At the perceptual level, manipulations of line length, font, and contrast polarity (white characters on black background or vice versa) have been used in experiments aimed at improving simple legibility. For example, we know from classical work by Tinker that readers benefit from medium-long lines and that high positive contrast polarity (black on white) is more reader-friendly than high negative contrast polarity (white on black) or low contrast (grey text). Contrast manipulations have been used to study the interplay between overt attention shifts (eye movements) and so-called covert attention shifts (which occur independent of eye movements and refer to our ability to process information from peripheral vision). Differences in contrast or contrast polarity are common in works of electronic literature.
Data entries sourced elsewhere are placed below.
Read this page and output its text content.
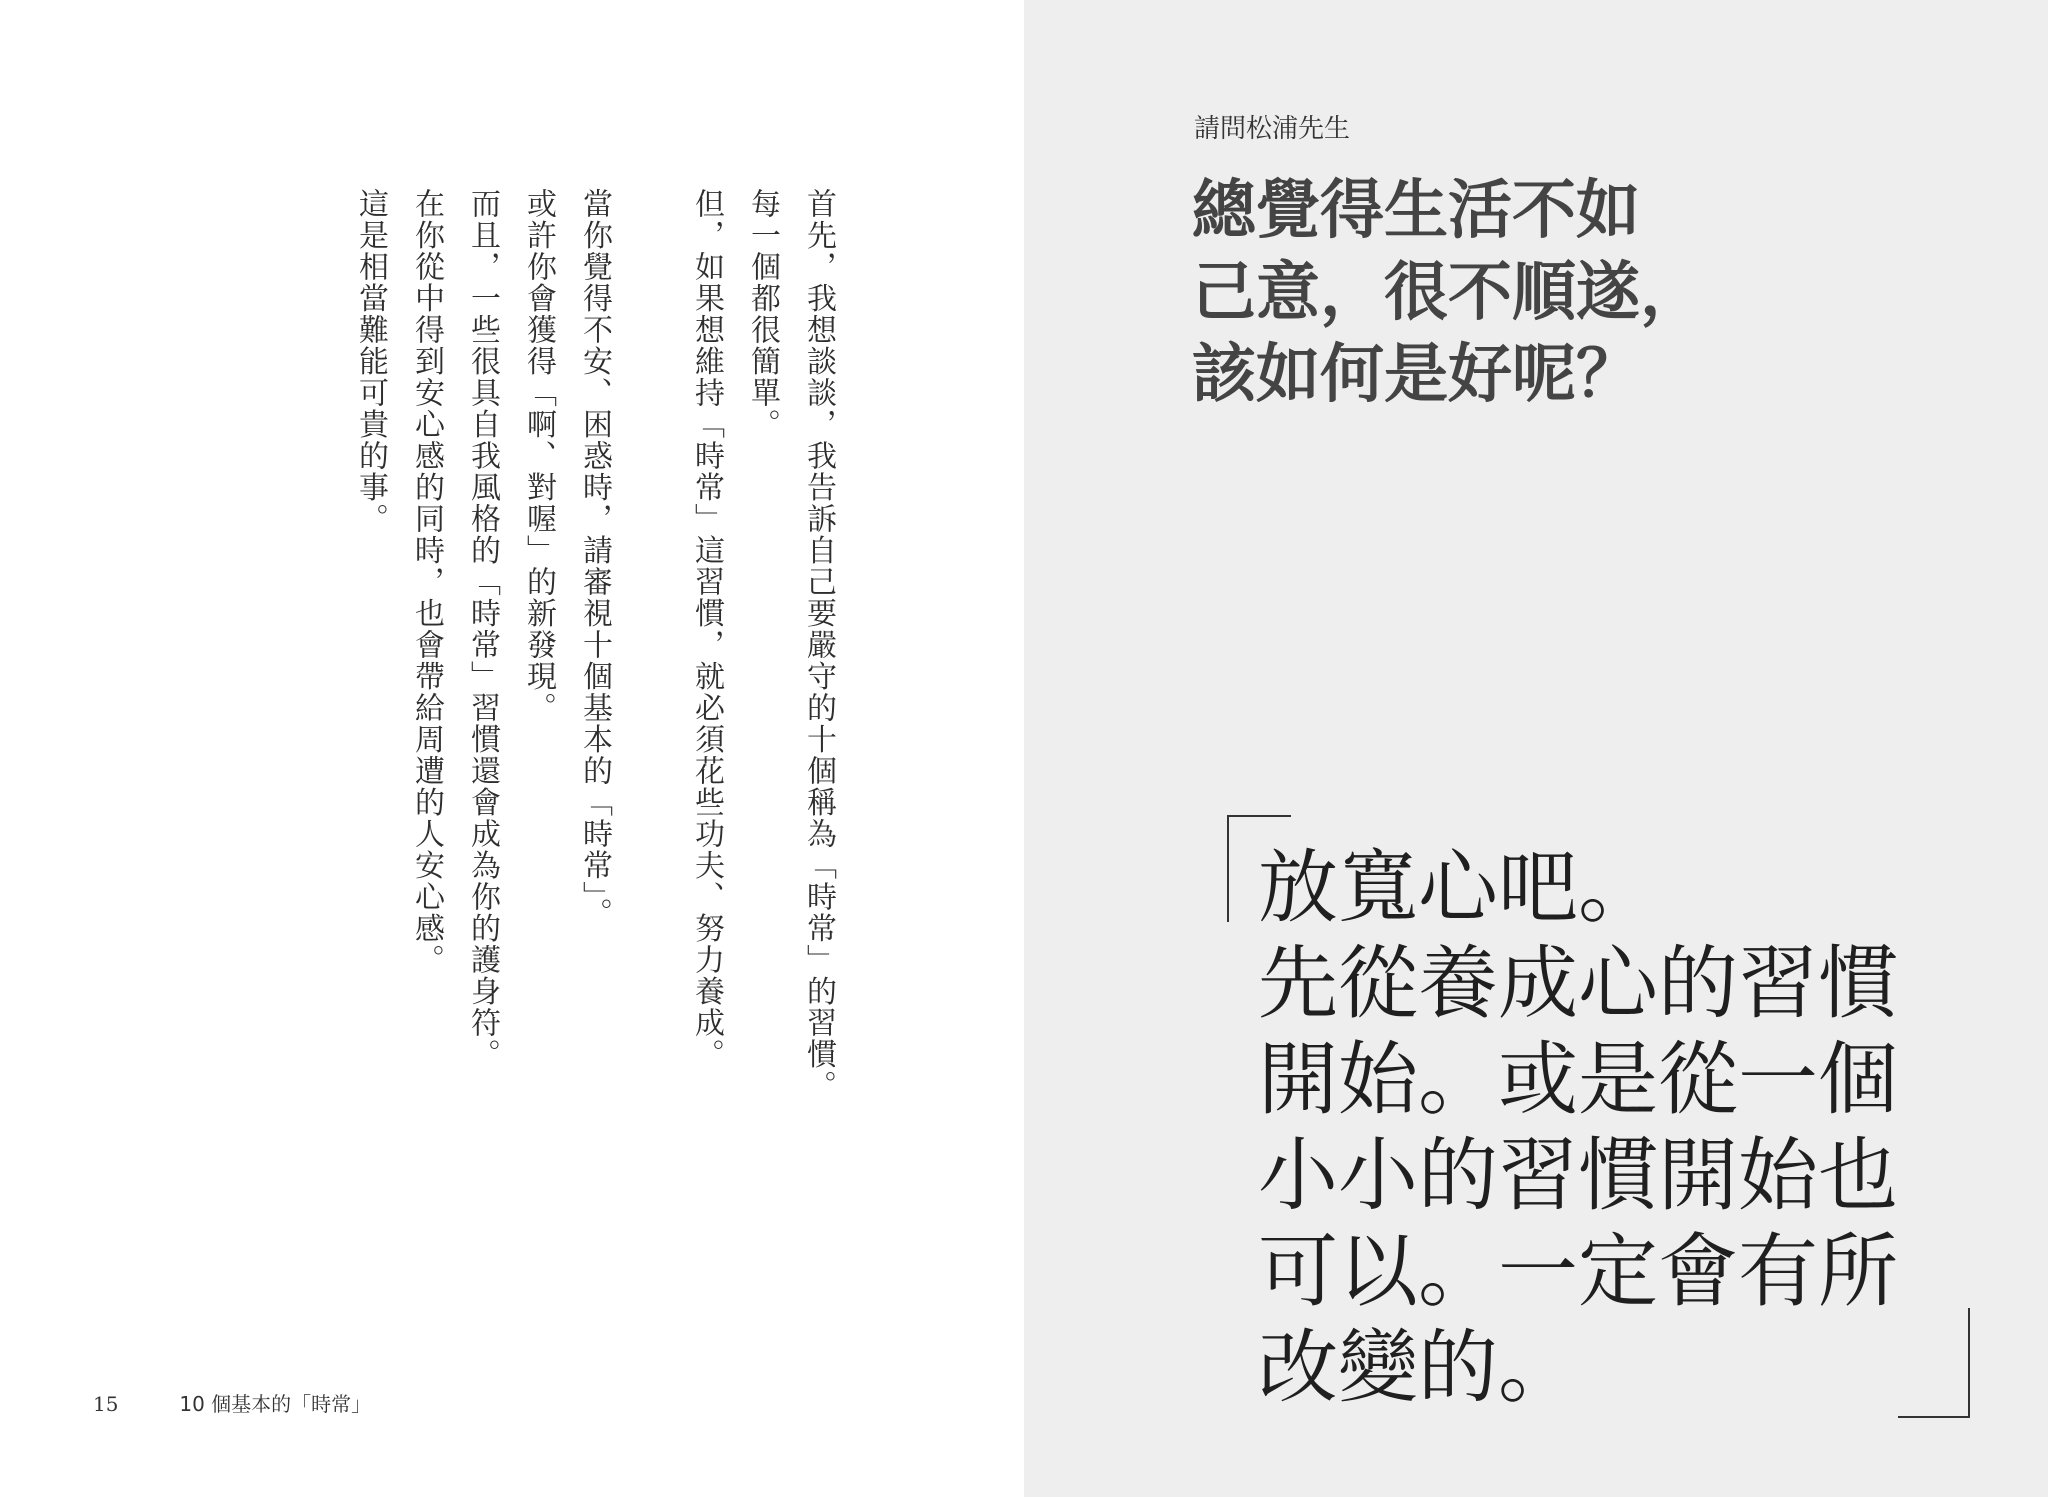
首先，我想談談，我告訴自己要嚴守的十個稱為「時常」的習慣。

每一個都很簡單。

但，如果想維持「時常」這習慣，就必須花些功夫、努力養成。

當你覺得不安、困惑時，請審視十個基本的「時常」。

或許你會獲得「啊、對喔」的新發現。

而且，一些很具自我風格的「時常」習慣還會成為你的護身符。

在你從中得到安心感的同時，也會帶給周遭的人安心感。

這是相當難能可貴的事。

15	10 個基本的「時常」
請問松浦先生
總覺得生活不如
己意，很不順遂，
該如何是好呢？
放寬心吧。
先從養成心的習慣
開始。或是從一個
小小的習慣開始也
可以。一定會有所
改變的。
An HEP use of contrast effects is found in a study by Reingold and Rayner, who tested whether our covert attention is allocated serially to one word at a time or in parallel across multiple words within a line of text. They presented readers with normal black text on white background that included a single low contrast (faint) word. Once this word was fixated the authors measured the time it took readers to process the next word, also referred to as parafoveal word. If covert attention is deployed serially then the perceptual difficulty of a faint word should not affect processing of the parafoveal (normal) word. This is so because we would only attend to it once the fixated word has been successfully encoded, regardless of whether this is a fast or slow process. However, if we attend to multiple words at the same time, then two alternative predictions emerge: either the perceptual difficulty induced by the low contrast word should withdraw attentional resources from the simultaneous processing of other words, thus prolonging the dwell time of the eyes on the subsequent parafoveal word; or the longer dwell time on the faint word might enable more extensive parallel preprocessing of the parafoveal word, thus reducing the time it would subsequently take to read it. Consistent with the serial model of attention allocation, the authors found that there was indeed a strong effect of perceptual degradation on the dwell time on the faint word, but no penalty for processing the parafoveal word once it was fixated. Part of the point of this experiment was to support a model of the reading process (“the EZ Reader Model”) which distinguishes between “two stages of lexical processing: an early stage (L1), which includes the extraction and identification of the orthographic form of the word, and a later stage (L2), which is solely involved with processing at the phonological and semantic level” (Reingold and Rayner, 745). It was found that the “stimulus quality” of the word (in this instance, how faint or dark it was), affected the first stage but not the second.